Any ideas would be very much appreciated! ;)
- Jeff -
2. Re: HTTP Status 500 - No Context configured to process this
jdavies Mar 5, 2003 1:19 PM (in response to netm)Well, this is embarassing ;)
I'm on a new machine. I did not have JAVA_HOME configured, nor was the Java \bin directory on my path (which shouldn't matter since JBoss comes with it's own runtime as I understand it).

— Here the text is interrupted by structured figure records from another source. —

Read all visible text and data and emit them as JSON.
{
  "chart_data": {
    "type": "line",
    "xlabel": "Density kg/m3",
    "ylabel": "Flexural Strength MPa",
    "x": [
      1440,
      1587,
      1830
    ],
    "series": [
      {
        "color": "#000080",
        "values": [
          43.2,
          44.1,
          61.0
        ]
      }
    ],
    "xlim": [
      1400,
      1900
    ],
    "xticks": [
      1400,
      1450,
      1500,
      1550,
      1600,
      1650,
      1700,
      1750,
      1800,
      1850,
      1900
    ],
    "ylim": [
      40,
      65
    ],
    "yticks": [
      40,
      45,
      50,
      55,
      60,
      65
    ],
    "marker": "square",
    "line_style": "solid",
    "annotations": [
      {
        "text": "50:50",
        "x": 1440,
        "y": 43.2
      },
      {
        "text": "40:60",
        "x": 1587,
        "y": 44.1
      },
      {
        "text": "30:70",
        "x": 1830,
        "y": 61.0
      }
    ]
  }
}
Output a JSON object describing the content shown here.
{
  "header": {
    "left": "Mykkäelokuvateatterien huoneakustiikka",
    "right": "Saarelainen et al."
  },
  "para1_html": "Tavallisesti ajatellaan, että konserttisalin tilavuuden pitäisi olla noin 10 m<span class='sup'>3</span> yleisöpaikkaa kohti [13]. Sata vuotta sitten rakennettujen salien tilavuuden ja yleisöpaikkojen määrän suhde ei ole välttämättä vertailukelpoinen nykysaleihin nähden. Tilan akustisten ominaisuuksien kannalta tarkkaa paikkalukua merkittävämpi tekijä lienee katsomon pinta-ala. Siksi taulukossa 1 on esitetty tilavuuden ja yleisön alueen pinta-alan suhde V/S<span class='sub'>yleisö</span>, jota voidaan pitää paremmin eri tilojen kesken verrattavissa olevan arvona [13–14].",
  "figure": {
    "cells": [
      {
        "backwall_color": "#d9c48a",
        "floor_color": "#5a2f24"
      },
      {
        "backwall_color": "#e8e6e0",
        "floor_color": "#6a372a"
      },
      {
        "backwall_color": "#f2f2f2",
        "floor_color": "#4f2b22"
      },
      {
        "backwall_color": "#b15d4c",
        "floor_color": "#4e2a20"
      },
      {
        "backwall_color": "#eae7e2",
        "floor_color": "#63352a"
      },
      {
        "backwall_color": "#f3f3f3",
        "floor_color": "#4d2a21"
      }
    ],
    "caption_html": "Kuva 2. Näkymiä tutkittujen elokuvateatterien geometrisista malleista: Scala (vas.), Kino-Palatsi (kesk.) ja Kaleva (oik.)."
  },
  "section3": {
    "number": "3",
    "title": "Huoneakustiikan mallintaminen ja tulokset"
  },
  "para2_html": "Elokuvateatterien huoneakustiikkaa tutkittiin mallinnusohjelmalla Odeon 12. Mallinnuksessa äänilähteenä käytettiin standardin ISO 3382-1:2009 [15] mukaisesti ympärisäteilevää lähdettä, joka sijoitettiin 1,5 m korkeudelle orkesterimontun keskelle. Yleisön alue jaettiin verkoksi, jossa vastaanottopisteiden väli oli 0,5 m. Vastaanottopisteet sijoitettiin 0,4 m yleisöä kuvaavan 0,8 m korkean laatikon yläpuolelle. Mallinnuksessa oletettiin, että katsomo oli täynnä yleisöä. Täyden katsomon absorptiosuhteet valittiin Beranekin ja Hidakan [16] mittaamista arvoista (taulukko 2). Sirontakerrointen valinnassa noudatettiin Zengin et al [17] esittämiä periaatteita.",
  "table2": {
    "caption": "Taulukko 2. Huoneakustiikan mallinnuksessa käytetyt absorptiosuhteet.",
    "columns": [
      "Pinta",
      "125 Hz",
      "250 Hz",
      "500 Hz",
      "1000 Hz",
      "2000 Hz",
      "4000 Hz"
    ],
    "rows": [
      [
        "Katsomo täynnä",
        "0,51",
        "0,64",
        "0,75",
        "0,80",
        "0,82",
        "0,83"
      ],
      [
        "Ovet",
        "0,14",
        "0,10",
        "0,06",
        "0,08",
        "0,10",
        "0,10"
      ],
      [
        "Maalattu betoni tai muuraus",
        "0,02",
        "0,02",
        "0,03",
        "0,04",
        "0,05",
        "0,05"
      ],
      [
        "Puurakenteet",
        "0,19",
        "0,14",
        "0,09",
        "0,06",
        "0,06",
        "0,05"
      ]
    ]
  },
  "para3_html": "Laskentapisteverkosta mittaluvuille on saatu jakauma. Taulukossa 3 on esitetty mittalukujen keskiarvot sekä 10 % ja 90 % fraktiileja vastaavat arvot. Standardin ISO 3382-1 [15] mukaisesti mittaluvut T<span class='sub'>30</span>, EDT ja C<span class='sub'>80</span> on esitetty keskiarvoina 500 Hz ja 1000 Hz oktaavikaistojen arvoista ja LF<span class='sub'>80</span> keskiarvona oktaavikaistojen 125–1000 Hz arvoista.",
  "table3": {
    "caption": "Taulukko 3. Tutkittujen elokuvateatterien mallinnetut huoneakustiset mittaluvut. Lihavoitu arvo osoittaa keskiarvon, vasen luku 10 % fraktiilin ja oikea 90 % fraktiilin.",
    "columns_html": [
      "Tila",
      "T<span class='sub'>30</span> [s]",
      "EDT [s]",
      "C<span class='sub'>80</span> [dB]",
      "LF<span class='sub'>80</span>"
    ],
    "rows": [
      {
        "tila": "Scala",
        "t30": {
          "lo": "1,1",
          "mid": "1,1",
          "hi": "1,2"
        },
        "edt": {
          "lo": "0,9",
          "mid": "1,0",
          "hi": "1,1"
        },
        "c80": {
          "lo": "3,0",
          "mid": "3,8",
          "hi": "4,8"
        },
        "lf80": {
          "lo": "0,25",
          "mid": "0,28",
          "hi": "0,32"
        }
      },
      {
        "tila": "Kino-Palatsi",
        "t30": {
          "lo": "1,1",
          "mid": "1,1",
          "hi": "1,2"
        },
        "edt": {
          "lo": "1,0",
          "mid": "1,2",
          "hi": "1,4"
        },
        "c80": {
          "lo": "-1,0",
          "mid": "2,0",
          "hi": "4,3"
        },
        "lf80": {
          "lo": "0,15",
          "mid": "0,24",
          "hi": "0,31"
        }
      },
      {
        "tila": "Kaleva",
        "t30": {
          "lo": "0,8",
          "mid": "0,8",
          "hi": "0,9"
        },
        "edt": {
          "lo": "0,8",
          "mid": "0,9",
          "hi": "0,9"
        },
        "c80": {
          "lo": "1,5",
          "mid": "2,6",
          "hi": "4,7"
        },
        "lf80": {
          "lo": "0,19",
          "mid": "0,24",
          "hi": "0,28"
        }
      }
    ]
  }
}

Anyway, once I configured JAVA_HOME and added cL\j2sdk1.4.1 to my PATH environment variable, the following URL worked for me:
http://localhost:8080/jmx-console/
Hope that helps! -
3. Re: HTTP Status 500 - No Context configured to process this
gags_78 Mar 6, 2003 5:23 AM (in response to netm)Hi I've encountered the same problem. I can access the jmx-console but I can't look at any of the example servlets or jsps? I can't even get the original tomcat index page at
http://localhost:8080/
to come up?
Why have jboss changed this. Is there any documentation on what and why they've done this?
Thanks,
Mark. -
4. Re: HTTP Status 500 - No Context configured to process this
mikefinn Mar 6, 2003 12:46 PM (in response to netm)You need to deploy an application to the deploy directory. The integrated Tomcat server is not the same as the 'stock' server, because the apps are mounted from the deploy directory, which is the server-wide place to deploy all non-core services and applications. If you drop in a WAR file (like a war from the Tomcat distro) or an EAR file, you will be able to get to it. There has been tons of discussion about this exact issue in forums and maillists. You can probably find more info by searching here (try FAQ forum) and the maillists.